D: E cosa rappresenta o offre il mare alle più giovani generazioni?

R:Ai giovani il mare può offrire tantissime possibilità, di svago, di sport, di conoscenza dell’ambiente, di viaggi, di libertà.

D: Come tu stessa dici, hai usato un doppio registro, in alcuni capitoli descrivi delle persone, in altri racconti la tua storia. Questa struttura è stata voluta o è emersa singolarmente?

R: Era un pomeriggio piovoso e ho iniziato a scrivere. Non ho cercato di strutturare il pensiero. E’ stato tutto molto spontaneo. Man mano che scrivevo, i ricordi affioravano. Mi è sembrato giusto usare due linguaggi.
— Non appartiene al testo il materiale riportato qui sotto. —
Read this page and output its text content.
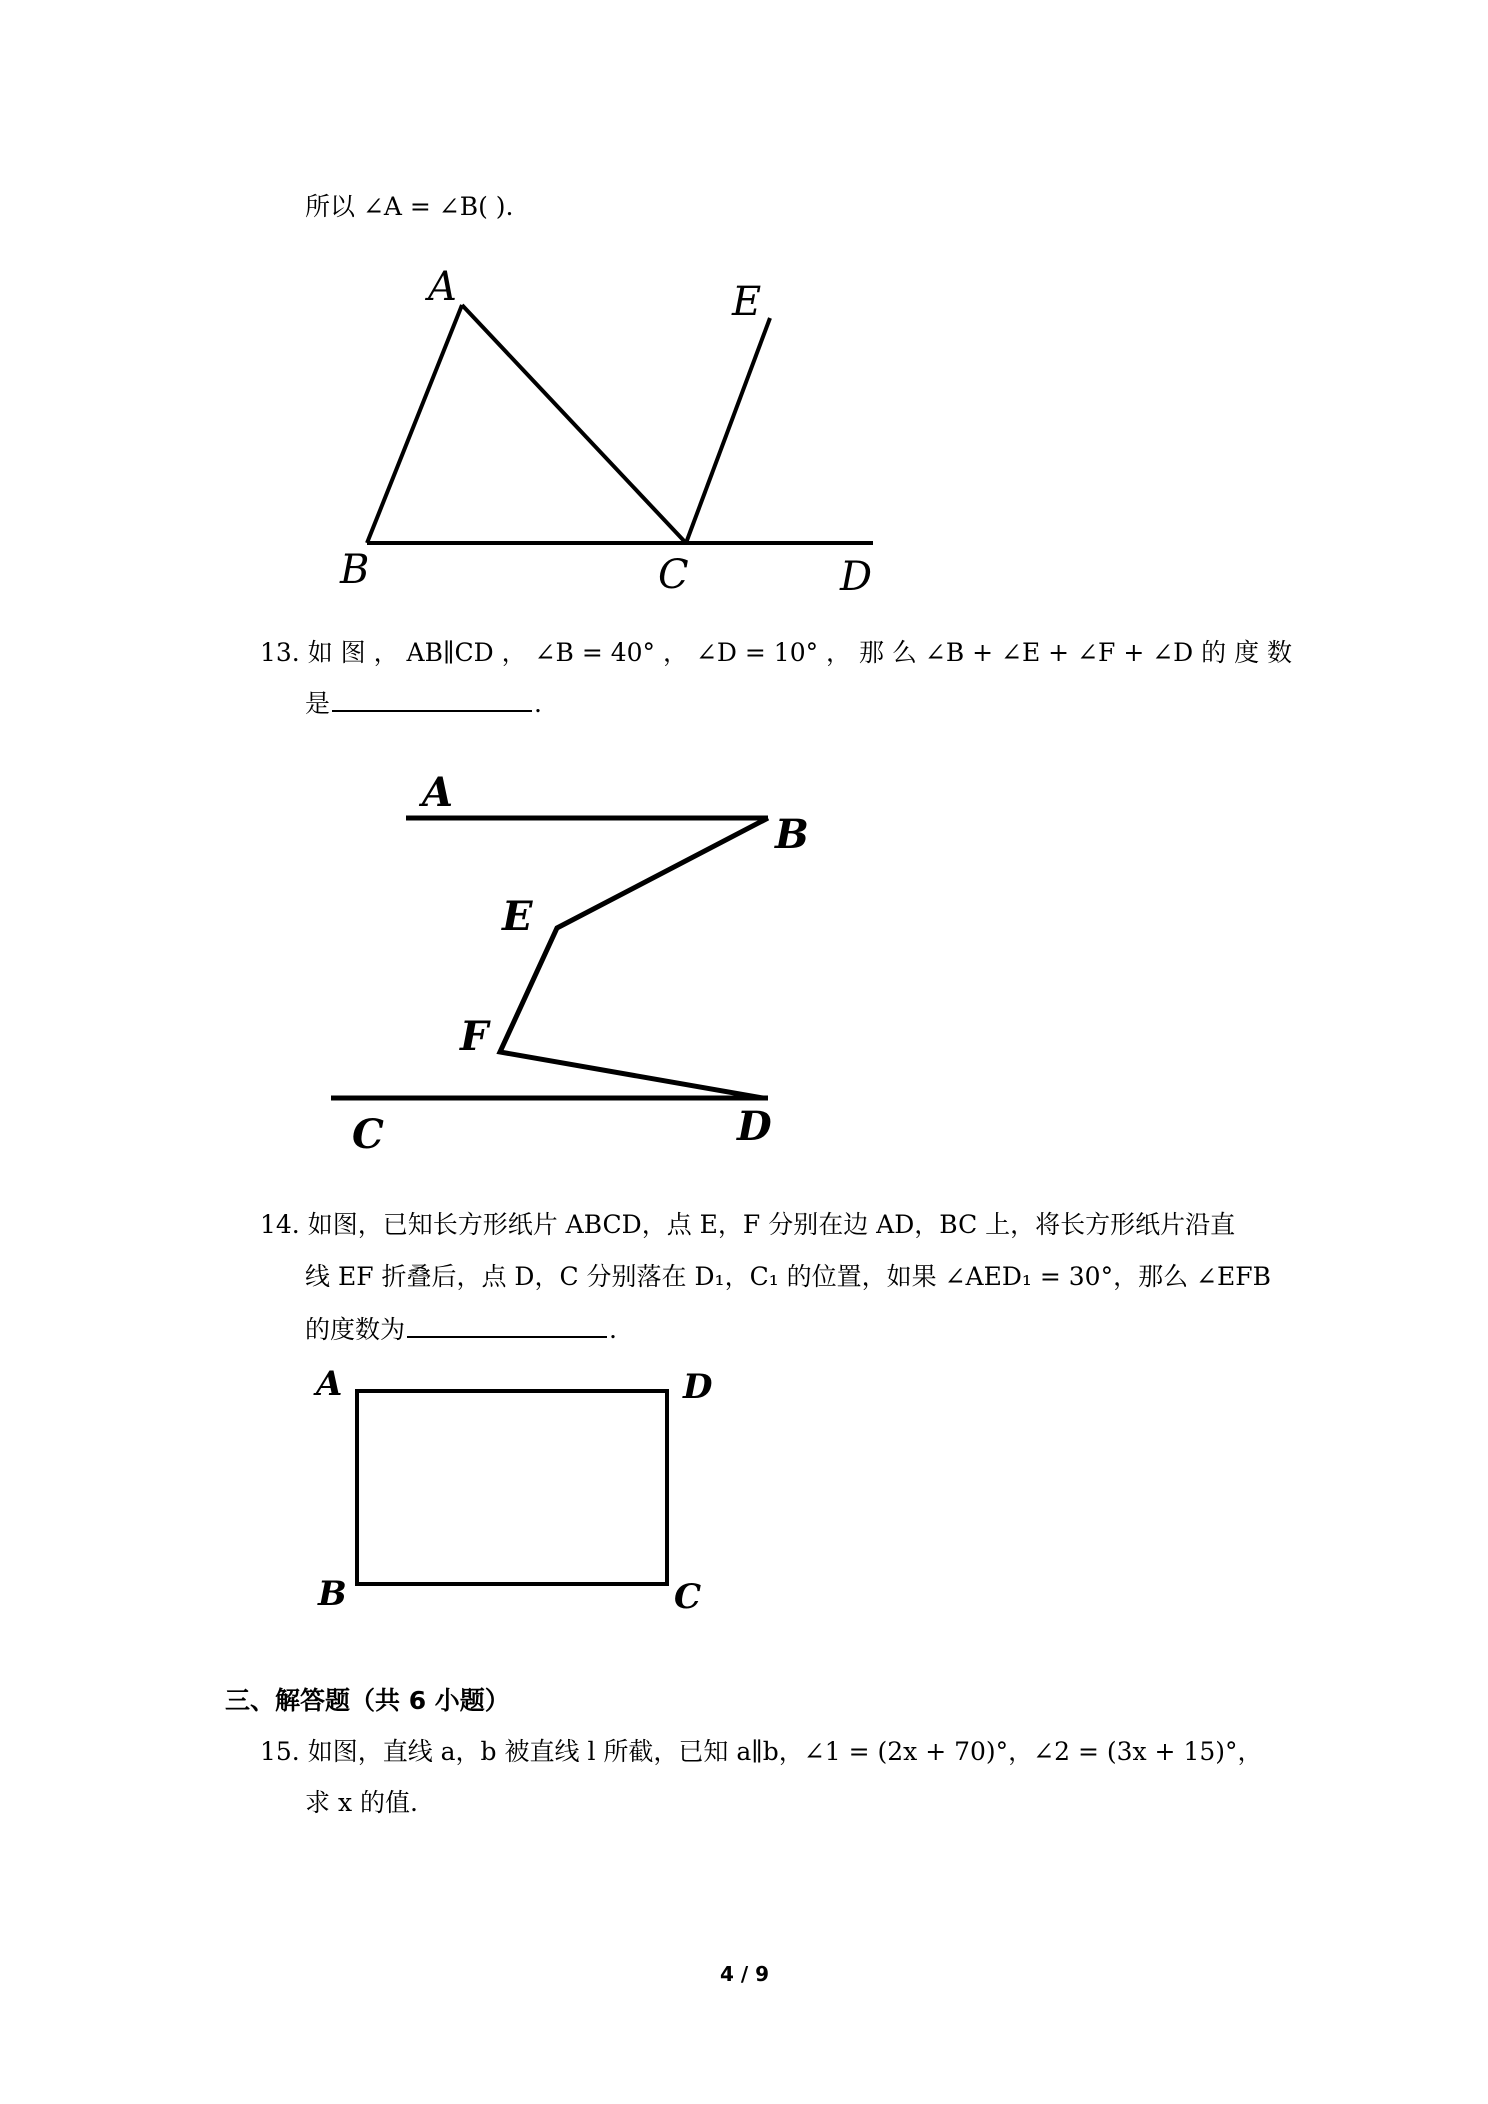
所以 ∠A = ∠B( ).
13. 如 图 ， AB∥CD ， ∠B = 40° ， ∠D = 10° ， 那 么 ∠B + ∠E + ∠F + ∠D 的 度 数
是	.
14. 如图，已知长方形纸片 ABCD，点 E，F 分别在边 AD，BC 上，将长方形纸片沿直
线 EF 折叠后，点 D，C 分别落在 D₁，C₁ 的位置，如果 ∠AED₁ = 30°，那么 ∠EFB
的度数为	.
三、解答题（共 6 小题）
15. 如图，直线 a，b 被直线 l 所截，已知 a∥b，∠1 = (2x + 70)°，∠2 = (3x + 15)°，
求 x 的值.
4 / 9
A	E
B	C	D
A
B
E
F
C	D
A	D
B	C
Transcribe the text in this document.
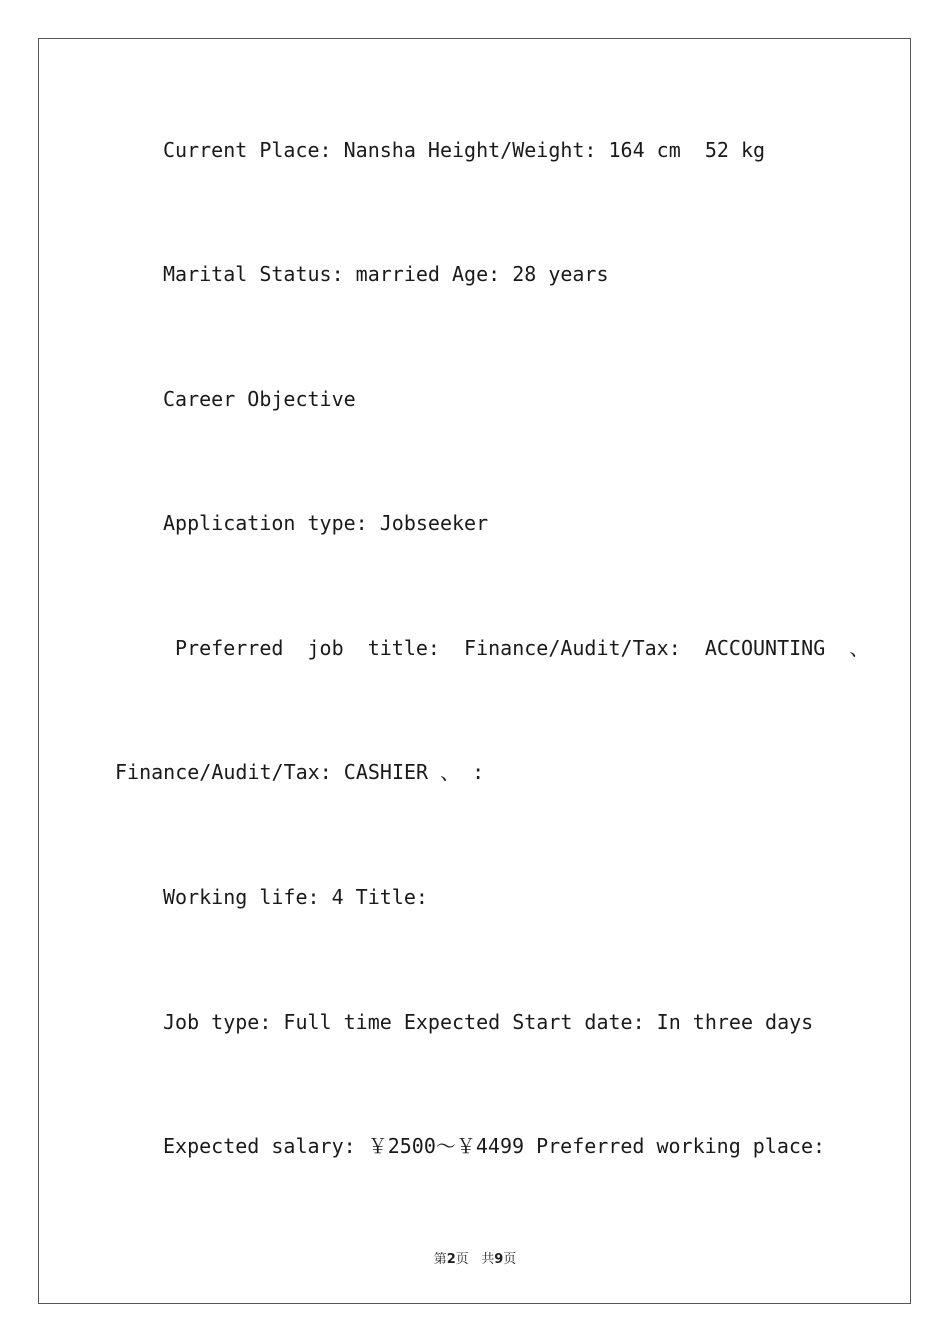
Current Place: Nansha Height/Weight: 164 cm  52 kg
Marital Status: married Age: 28 years
Career Objective
Application type: Jobseeker
Preferred  job  title:  Finance/Audit/Tax:  ACCOUNTING  、
Finance/Audit/Tax: CASHIER 、 :
Working life: 4 Title:
Job type: Full time Expected Start date: In three days
Expected salary: ￥2500～￥4499 Preferred working place:
第2页 共9页
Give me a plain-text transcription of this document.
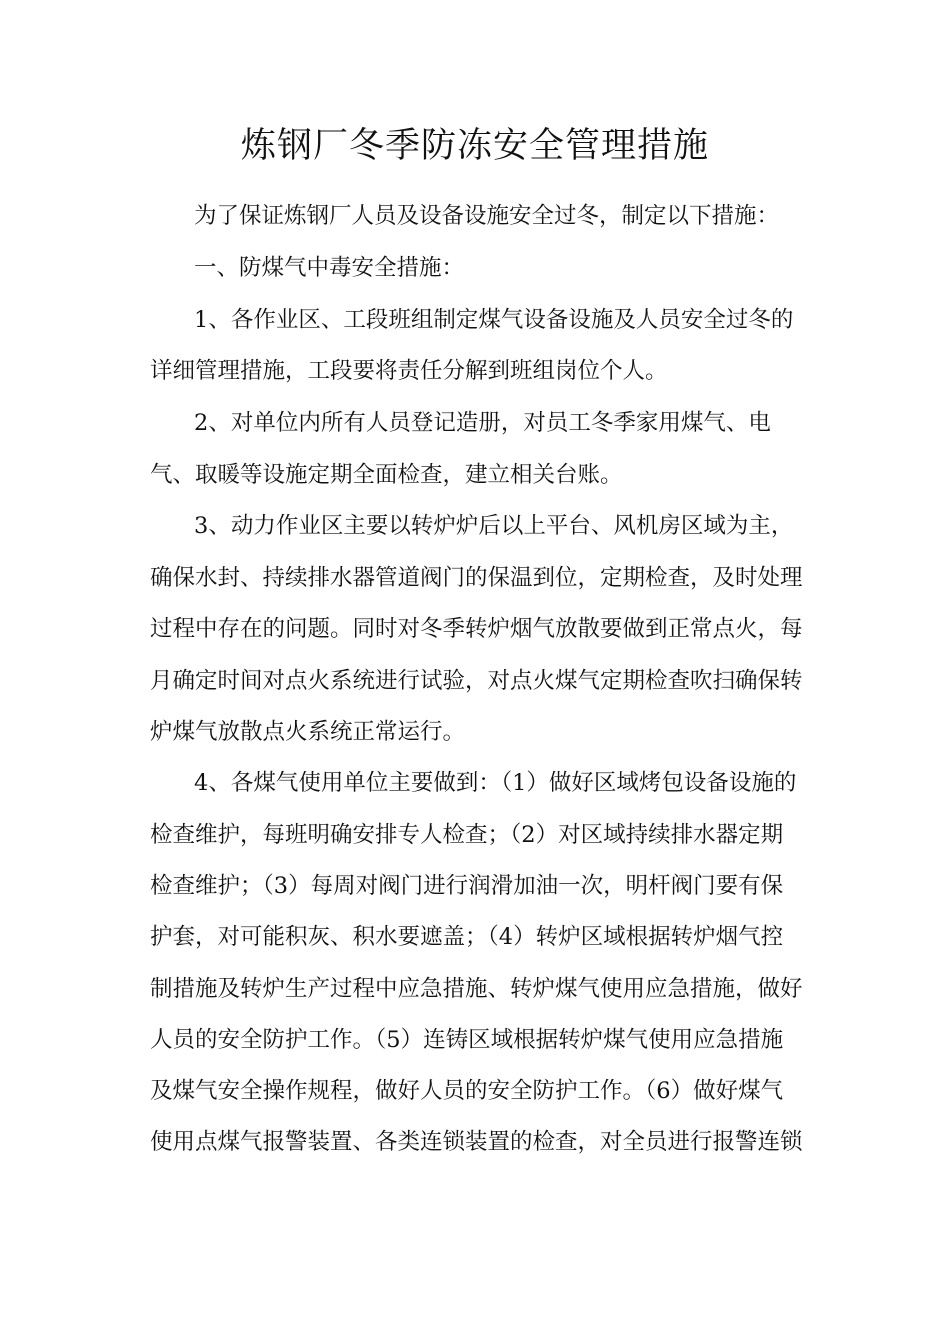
炼钢厂冬季防冻安全管理措施

为了保证炼钢厂人员及设备设施安全过冬，制定以下措施：

一、防煤气中毒安全措施：

1、各作业区、工段班组制定煤气设备设施及人员安全过冬的

详细管理措施，工段要将责任分解到班组岗位个人。

2、对单位内所有人员登记造册，对员工冬季家用煤气、电

气、取暖等设施定期全面检查，建立相关台账。

3、动力作业区主要以转炉炉后以上平台、风机房区域为主，

确保水封、持续排水器管道阀门的保温到位，定期检查，及时处理

过程中存在的问题。同时对冬季转炉烟气放散要做到正常点火，每

月确定时间对点火系统进行试验，对点火煤气定期检查吹扫确保转

炉煤气放散点火系统正常运行。

4、各煤气使用单位主要做到：（1）做好区域烤包设备设施的

检查维护，每班明确安排专人检查；（2）对区域持续排水器定期

检查维护；（3）每周对阀门进行润滑加油一次，明杆阀门要有保

护套，对可能积灰、积水要遮盖；（4）转炉区域根据转炉烟气控

制措施及转炉生产过程中应急措施、转炉煤气使用应急措施，做好

人员的安全防护工作。（5）连铸区域根据转炉煤气使用应急措施

及煤气安全操作规程，做好人员的安全防护工作。（6）做好煤气

使用点煤气报警装置、各类连锁装置的检查，对全员进行报警连锁
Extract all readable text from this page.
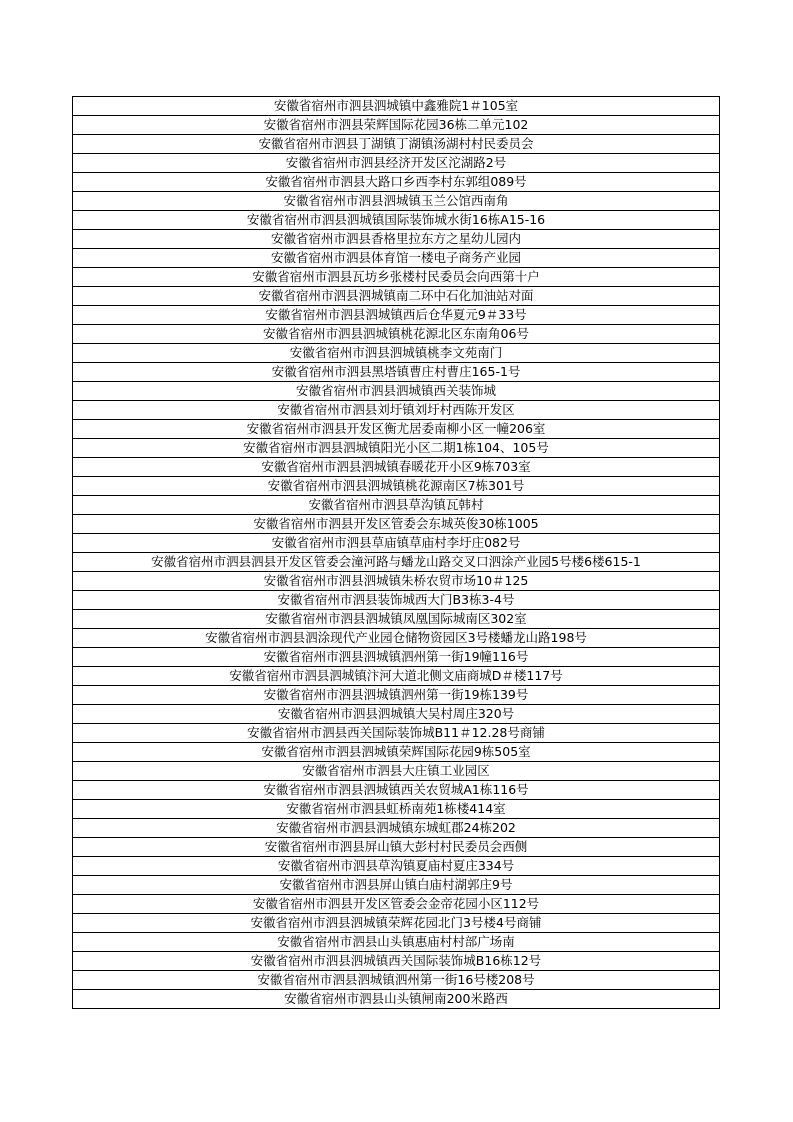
安徽省宿州市泗县泗城镇中鑫雅院1＃105室
安徽省宿州市泗县荣辉国际花园36栋二单元102
安徽省宿州市泗县丁湖镇丁湖镇汤湖村村民委员会
安徽省宿州市泗县经济开发区沱湖路2号
安徽省宿州市泗县大路口乡西李村东郭组089号
安徽省宿州市泗县泗城镇玉兰公馆西南角
安徽省宿州市泗县泗城镇国际装饰城水街16栋A15-16
安徽省宿州市泗县香格里拉东方之星幼儿园内
安徽省宿州市泗县体育馆一楼电子商务产业园
安徽省宿州市泗县瓦坊乡张楼村民委员会向西第十户
安徽省宿州市泗县泗城镇南二环中石化加油站对面
安徽省宿州市泗县泗城镇西后仓华夏元9＃33号
安徽省宿州市泗县泗城镇桃花源北区东南角06号
安徽省宿州市泗县泗城镇桃李文苑南门
安徽省宿州市泗县黑塔镇曹庄村曹庄165-1号
安徽省宿州市泗县泗城镇西关装饰城
安徽省宿州市泗县刘圩镇刘圩村西陈开发区
安徽省宿州市泗县开发区衡尤居委南柳小区一幢206室
安徽省宿州市泗县泗城镇阳光小区二期1栋104、105号
安徽省宿州市泗县泗城镇春暖花开小区9栋703室
安徽省宿州市泗县泗城镇桃花源南区7栋301号
安徽省宿州市泗县草沟镇瓦韩村
安徽省宿州市泗县开发区管委会东城英俊30栋1005
安徽省宿州市泗县草庙镇草庙村李圩庄082号
安徽省宿州市泗县泗县开发区管委会潼河路与蟠龙山路交叉口泗涂产业园5号楼6楼615-1
安徽省宿州市泗县泗城镇朱桥农贸市场10＃125
安徽省宿州市泗县装饰城西大门B3栋3-4号
安徽省宿州市泗县泗城镇凤凰国际城南区302室
安徽省宿州市泗县泗涂现代产业园仓储物资园区3号楼蟠龙山路198号
安徽省宿州市泗县泗城镇泗州第一街19幢116号
安徽省宿州市泗县泗城镇汴河大道北侧文庙商城D＃楼117号
安徽省宿州市泗县泗城镇泗州第一街19栋139号
安徽省宿州市泗县泗城镇大吴村周庄320号
安徽省宿州市泗县西关国际装饰城B11＃12.28号商铺
安徽省宿州市泗县泗城镇荣辉国际花园9栋505室
安徽省宿州市泗县大庄镇工业园区
安徽省宿州市泗县泗城镇西关农贸城A1栋116号
安徽省宿州市泗县虹桥南苑1栋楼414室
安徽省宿州市泗县泗城镇东城虹郡24栋202
安徽省宿州市泗县屏山镇大彭村村民委员会西侧
安徽省宿州市泗县草沟镇夏庙村夏庄334号
安徽省宿州市泗县屏山镇白庙村湖郭庄9号
安徽省宿州市泗县开发区管委会金帝花园小区112号
安徽省宿州市泗县泗城镇荣辉花园北门3号楼4号商铺
安徽省宿州市泗县山头镇惠庙村村部广场南
安徽省宿州市泗县泗城镇西关国际装饰城B16栋12号
安徽省宿州市泗县泗城镇泗州第一街16号楼208号
安徽省宿州市泗县山头镇闸南200米路西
D: Proprio parlando dei capitoli, bellissima l’idea di suddividere il testo in “Onde“. Come ti è venuta questa idea? Leggendo si ha spesso l’impressione di ascoltare, tra un capitolo e l’altro, il rumore dell’acqua che viene e torna via. E’ capitato anche a te mentre scrivevi?

R: Devo rivelarti che l’idea non è mia, ma è un suggerimento dell’editore. Ma devo anche aggiungere che l’idea di queste onde che si rincorrevano nei capitoli mi è piaciuta subito e l’ho trovata molto suggestiva ma soprattutto, in quel momento, ho avuto l’impressione di essere stata capita perché io e l’editore eravamo, per restare in tema, sulla stessa “lunghezza d’onda”.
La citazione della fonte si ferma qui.